Inside the Home Owner Debt Consolidation Loan Process

If you have equity in your home and bills to consolidate, you may qualify as a consolidation debt home loan owner. How does the process work?  In short, the steps follow much the same route as a home mortgage loan.

  • Cash-out Refinance or Home Equity Loan - Your choices are a cash-out refinance, where you refinance your home and use the extra cash to pay off debt, or a home equity loan (HELOC), which uses your home as security and you have a certain amount of equity or line of credit with which to consolidate debt as a home owner.
  • Agree on Terms - Decide the length of the term, the interest rate, amount you want to put down and any closing costs.  Obtain your good-faith estimate and examine it carefully.

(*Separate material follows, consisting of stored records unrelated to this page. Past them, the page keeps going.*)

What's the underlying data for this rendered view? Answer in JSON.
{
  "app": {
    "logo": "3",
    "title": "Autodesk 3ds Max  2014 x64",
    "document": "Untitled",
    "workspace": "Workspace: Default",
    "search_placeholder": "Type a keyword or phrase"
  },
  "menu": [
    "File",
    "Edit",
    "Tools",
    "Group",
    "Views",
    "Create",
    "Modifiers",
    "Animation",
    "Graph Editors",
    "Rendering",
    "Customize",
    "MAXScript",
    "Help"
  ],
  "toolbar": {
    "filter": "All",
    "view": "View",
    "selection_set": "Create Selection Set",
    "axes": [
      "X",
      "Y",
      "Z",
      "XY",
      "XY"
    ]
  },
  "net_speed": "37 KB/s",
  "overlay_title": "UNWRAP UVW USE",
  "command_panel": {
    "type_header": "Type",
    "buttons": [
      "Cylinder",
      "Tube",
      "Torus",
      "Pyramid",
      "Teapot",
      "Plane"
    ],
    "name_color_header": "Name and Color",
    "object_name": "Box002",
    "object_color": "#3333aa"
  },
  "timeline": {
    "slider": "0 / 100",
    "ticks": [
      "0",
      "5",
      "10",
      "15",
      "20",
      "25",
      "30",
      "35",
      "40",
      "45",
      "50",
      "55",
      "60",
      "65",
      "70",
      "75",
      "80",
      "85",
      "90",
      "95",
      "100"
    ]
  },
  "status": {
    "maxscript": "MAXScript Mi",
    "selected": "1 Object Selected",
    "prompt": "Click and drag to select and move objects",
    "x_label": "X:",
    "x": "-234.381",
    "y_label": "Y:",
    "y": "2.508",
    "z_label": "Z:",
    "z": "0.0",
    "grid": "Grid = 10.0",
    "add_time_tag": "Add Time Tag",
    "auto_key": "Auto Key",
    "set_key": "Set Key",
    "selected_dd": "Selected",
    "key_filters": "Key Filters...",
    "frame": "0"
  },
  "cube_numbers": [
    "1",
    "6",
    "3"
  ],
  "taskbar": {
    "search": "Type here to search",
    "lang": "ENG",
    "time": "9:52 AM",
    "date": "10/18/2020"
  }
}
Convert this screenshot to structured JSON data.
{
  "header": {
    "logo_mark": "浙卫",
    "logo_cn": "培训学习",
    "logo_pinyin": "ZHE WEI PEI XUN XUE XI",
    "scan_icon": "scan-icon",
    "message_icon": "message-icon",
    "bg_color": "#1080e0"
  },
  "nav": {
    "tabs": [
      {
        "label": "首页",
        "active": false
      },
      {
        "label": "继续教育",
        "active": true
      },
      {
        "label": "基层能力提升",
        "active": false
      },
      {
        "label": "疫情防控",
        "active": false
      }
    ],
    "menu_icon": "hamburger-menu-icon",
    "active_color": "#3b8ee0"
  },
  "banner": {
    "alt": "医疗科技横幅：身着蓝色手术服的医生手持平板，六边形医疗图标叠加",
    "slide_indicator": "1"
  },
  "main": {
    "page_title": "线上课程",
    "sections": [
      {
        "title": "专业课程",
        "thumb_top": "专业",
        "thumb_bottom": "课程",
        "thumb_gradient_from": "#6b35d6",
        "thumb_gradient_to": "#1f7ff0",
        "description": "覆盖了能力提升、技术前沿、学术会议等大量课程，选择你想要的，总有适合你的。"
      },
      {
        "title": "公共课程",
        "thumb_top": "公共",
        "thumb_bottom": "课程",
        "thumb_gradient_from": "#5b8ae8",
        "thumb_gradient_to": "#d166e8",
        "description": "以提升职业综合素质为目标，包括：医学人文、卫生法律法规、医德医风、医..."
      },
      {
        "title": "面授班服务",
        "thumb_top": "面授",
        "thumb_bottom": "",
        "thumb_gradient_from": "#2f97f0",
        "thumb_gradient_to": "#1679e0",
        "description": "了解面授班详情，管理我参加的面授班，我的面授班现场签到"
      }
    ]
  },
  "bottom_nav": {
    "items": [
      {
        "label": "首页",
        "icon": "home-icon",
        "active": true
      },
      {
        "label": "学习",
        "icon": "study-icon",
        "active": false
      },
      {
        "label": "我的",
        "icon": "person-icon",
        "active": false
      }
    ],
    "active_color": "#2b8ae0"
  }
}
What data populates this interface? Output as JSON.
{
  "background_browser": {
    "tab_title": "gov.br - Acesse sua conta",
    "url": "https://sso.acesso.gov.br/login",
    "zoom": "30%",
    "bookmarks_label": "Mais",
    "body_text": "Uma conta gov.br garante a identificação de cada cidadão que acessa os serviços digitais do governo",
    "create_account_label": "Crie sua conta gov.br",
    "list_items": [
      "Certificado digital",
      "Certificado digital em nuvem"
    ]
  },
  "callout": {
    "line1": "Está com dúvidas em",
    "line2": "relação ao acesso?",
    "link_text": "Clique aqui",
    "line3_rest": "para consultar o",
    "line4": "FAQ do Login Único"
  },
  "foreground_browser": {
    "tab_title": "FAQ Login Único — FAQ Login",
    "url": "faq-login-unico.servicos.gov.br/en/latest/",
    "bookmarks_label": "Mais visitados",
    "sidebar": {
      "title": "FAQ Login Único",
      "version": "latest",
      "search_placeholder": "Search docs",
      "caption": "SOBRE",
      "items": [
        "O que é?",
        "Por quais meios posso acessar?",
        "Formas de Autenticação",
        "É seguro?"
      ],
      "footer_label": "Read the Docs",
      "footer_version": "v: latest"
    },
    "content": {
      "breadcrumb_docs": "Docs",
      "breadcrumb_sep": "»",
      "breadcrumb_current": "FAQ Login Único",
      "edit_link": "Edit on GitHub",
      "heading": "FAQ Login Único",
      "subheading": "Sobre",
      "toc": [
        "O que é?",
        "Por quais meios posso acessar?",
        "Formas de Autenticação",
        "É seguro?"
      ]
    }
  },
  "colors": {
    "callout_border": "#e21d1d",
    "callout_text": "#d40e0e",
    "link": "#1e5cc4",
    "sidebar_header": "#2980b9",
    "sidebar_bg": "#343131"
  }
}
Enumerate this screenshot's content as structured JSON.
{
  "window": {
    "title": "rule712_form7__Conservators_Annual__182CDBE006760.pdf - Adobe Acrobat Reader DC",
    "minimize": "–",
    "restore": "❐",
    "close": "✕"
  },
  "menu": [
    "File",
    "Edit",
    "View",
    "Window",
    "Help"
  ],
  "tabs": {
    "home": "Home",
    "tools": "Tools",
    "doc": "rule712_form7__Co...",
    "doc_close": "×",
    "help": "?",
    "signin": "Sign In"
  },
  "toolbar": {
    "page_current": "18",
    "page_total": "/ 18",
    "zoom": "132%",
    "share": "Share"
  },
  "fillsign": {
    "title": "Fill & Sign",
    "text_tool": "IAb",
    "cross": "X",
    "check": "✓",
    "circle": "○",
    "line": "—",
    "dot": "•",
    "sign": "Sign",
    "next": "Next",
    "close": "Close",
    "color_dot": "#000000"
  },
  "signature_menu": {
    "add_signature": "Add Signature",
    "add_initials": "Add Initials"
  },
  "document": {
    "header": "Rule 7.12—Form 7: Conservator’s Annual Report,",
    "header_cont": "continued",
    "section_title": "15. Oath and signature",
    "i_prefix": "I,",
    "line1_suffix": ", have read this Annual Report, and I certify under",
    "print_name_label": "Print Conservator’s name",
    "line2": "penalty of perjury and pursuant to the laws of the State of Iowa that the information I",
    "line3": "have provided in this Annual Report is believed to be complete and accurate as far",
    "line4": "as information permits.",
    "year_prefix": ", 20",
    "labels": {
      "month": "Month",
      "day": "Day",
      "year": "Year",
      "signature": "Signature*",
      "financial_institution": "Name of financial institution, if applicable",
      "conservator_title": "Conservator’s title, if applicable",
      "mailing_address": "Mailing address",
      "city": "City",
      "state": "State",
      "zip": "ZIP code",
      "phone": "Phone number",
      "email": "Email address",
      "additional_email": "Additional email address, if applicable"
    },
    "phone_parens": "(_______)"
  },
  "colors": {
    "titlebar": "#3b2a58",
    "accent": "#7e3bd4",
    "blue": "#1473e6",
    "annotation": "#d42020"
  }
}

  • Documentation and Paperwork - As with a first mortgage, a refinance or HELOC requires lots of paperwork and documentation.  Be prepared to document your employment and income and understand that the process requires thorough credit checks, analysis of your outstanding debts, how much you'll put down, closing costs, what kind of cash reserves you have, and much more.  The paperwork alone can be daunting, but it's all part of the consolidation debt home loan process.
  • Understand the Underwriting - Again, this is similar to a first mortgage.  Lenders will likely require a home inspection, insurance, and other items.
  • Closing and Escrow - Final paperwork for your consolidation debt home loan is signed at closing.  This is also where you'll pay closing costs and fees and money that go into your escrow account (also called an impound account) to take care of real estate taxes and insurance.  You may be able to pay your taxes and insurance separately rather than have them paid out of your impound account.